His lawyer, Rudolf Mayer, has told the BBC his client will undergo a series of psychiatric and psychological tests.
He says the tests will be crucial in determining the extent of Fritzl's guilt and his penalty.
"This case certainly requires a thorough psychiatric and psychological examination. We need to establish if he can be considered responsible for his actions," Mayer told BBC News.
"We'd need to see if there's evidence of any psychiatric disorder - which wouldn't necessarily mean mental incapacity but would still be very important when assessing the guilt of the suspect. And the extent of the guilt determines the extent of the penalty," he said.
The head of the city's social services, Hans-Heinz Lenze, said officials were also considering changing the names of the immediate family members to give them new identities.
"At the moment, all possibilities are being sounded out in closest consultation with the family," Lenze told a news conference, AFP reports.
Meantime Austrians are rallying around to provide emotional support to the abused Fritzl family.
Overnight on Tuesday, hundreds of people gathered in the town of Amstetten, 75 miles (120km) west of Vienna.
During the gathering - organised by a local convent school - children, their parents, teachers and nuns lit candles and stood in the rain to express their solidarity and outrage.
Officials said Elisabeth, now 42, and two of the three children who had lived with her in the cellar - the 18- and five-year-old brothers - had an "astonishing" reunion with her other children on Tuesday.
The eldest of the cellar children, 19-year-old Kerstin, became seriously ill earlier this month and is in a coma in hospital.
The other children lived an apparently normal life with Fritzl as his "grandchildren" in the upper sections of the same house.
Fritzl's wife, Rosemarie, who was told by her husband that their daughter had run away from home to join a religious cult, also had an emotional meeting with her daughter, officials said.
The three children who lived upstairs were adopted or fostered by Fritzl and his wife, after he forced Elisabeth to write letters saying she could not look after them.
Berthold Kepplinger, director of the psychiatric clinic, said the family members had interacted very naturally, although he said the two children who had spent their lives underground, without seeing daylight, had a way of communicating that was "anything but normal".
He said Elisabeth had spoken "quite a lot" about what she had gone through in captivity, but he declined to provide details.
Lower Austria police chief Franz Polzer said the 73-year-old, had completely deceived his wife, his family and authorities.
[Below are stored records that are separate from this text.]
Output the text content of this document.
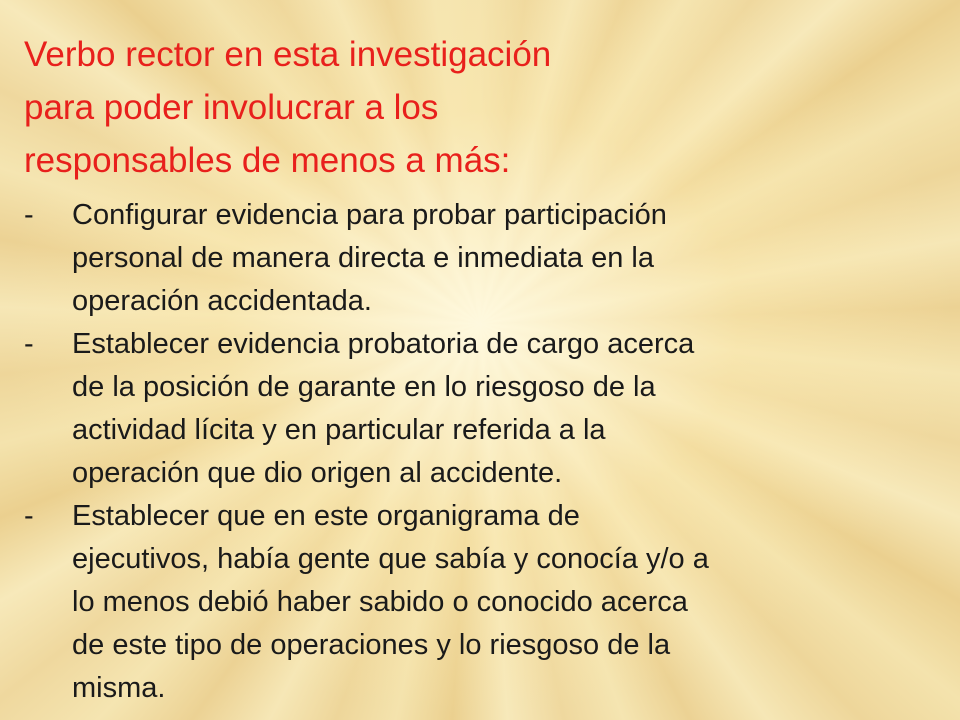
Verbo rector en esta investigación
para poder involucrar a los
responsables de menos a más:
-	Configurar evidencia para probar participación
personal de manera directa e inmediata en la
operación accidentada.
-	Establecer evidencia probatoria de cargo acerca
de la posición de garante en lo riesgoso de la
actividad lícita y en particular referida a la
operación que dio origen al accidente.
-	Establecer que en este organigrama de
ejecutivos, había gente que sabía y conocía y/o a
lo menos debió haber sabido o conocido acerca
de este tipo de operaciones y lo riesgoso de la
misma.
Police have said there was no evidence to suggest the Mrs Fritzl, nor any of the children she had with Fritzl, were aware of any of the alleged crimes.
The case in the eastern Austrian town of Amstetten has prompted inevitable comparisons with that of Natascha Kampusch, held captive in the cellar of a house near Vienna for eight years until her escape in 2006. And many Austrians are extremely embarrassed.
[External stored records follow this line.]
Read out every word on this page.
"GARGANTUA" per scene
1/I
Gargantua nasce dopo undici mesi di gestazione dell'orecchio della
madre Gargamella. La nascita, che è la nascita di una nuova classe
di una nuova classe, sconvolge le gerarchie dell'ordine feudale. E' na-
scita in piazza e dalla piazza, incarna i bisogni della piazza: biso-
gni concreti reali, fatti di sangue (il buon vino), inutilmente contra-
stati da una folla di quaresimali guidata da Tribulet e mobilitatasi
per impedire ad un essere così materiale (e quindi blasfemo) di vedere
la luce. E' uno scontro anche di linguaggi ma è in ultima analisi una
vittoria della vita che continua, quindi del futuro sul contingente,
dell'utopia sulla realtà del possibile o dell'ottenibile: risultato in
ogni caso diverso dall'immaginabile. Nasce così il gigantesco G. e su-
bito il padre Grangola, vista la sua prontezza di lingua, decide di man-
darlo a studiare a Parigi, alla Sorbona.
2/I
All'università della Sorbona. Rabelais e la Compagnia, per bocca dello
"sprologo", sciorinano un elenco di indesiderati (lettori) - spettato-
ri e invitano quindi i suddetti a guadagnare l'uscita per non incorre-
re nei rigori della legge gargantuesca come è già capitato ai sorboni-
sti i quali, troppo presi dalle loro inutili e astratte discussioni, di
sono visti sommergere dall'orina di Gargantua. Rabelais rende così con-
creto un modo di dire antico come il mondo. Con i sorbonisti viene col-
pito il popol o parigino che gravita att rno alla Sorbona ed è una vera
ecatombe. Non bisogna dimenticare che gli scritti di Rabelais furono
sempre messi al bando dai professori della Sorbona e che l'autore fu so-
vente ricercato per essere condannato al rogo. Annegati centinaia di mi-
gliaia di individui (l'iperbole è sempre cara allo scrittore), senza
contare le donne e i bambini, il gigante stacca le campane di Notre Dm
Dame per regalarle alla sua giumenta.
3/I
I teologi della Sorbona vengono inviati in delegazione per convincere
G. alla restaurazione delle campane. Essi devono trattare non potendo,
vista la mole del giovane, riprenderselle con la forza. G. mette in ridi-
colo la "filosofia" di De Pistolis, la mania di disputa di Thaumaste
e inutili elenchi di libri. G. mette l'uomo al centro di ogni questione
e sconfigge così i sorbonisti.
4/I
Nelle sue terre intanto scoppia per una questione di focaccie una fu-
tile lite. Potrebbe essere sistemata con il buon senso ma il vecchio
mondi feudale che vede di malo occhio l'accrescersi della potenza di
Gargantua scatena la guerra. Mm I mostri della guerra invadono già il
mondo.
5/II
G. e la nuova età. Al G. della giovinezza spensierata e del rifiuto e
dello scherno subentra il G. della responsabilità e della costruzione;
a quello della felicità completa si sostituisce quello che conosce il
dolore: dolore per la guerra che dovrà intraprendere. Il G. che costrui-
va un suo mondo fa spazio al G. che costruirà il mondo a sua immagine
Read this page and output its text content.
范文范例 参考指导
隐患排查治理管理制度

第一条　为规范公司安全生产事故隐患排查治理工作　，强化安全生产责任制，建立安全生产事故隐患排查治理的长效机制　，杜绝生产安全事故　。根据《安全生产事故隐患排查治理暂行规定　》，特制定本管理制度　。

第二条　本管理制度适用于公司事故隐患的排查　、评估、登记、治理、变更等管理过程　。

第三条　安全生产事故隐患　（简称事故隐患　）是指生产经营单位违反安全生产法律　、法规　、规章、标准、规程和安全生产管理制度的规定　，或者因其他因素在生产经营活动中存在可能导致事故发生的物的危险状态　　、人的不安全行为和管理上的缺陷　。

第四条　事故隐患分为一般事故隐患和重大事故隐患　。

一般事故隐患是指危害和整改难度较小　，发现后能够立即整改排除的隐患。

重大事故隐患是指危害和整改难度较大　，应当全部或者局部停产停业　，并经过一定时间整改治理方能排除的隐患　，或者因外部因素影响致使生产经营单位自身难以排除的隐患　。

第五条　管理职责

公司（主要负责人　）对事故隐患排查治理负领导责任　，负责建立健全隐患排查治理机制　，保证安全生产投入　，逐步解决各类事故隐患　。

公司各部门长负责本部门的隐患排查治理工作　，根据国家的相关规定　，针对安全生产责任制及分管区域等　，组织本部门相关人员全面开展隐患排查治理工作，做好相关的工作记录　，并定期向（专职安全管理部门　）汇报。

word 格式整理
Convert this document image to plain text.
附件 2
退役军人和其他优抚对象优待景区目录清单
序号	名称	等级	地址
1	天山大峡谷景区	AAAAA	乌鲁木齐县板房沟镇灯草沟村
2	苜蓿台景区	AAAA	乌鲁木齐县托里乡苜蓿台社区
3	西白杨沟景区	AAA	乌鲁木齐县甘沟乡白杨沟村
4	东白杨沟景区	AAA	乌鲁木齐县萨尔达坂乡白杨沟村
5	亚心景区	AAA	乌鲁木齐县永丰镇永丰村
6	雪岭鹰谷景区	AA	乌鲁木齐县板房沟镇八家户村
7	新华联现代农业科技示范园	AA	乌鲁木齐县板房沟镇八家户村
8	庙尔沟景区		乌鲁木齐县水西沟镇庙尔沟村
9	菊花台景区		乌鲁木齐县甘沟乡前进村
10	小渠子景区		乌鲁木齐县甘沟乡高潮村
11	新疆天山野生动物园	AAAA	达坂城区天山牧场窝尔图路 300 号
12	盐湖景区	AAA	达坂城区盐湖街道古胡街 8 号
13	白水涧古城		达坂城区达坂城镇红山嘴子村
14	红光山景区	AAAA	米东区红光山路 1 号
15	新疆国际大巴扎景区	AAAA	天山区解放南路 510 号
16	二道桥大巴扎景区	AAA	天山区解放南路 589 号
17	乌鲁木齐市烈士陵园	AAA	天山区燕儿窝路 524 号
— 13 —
But Chancellor Alfred Gusenbauer said he planned to launch an image campaign to restore the country's reputation abroad.
Speaking from Vienna, he underlined that the "abominable events" were linked to one individual case.
"We won't allow the whole country to be held hostage by one man," he said, adding: "It's not Austria that is the perpetrator.
"This is an unfathomable criminal case, but also an isolated case," he stressed.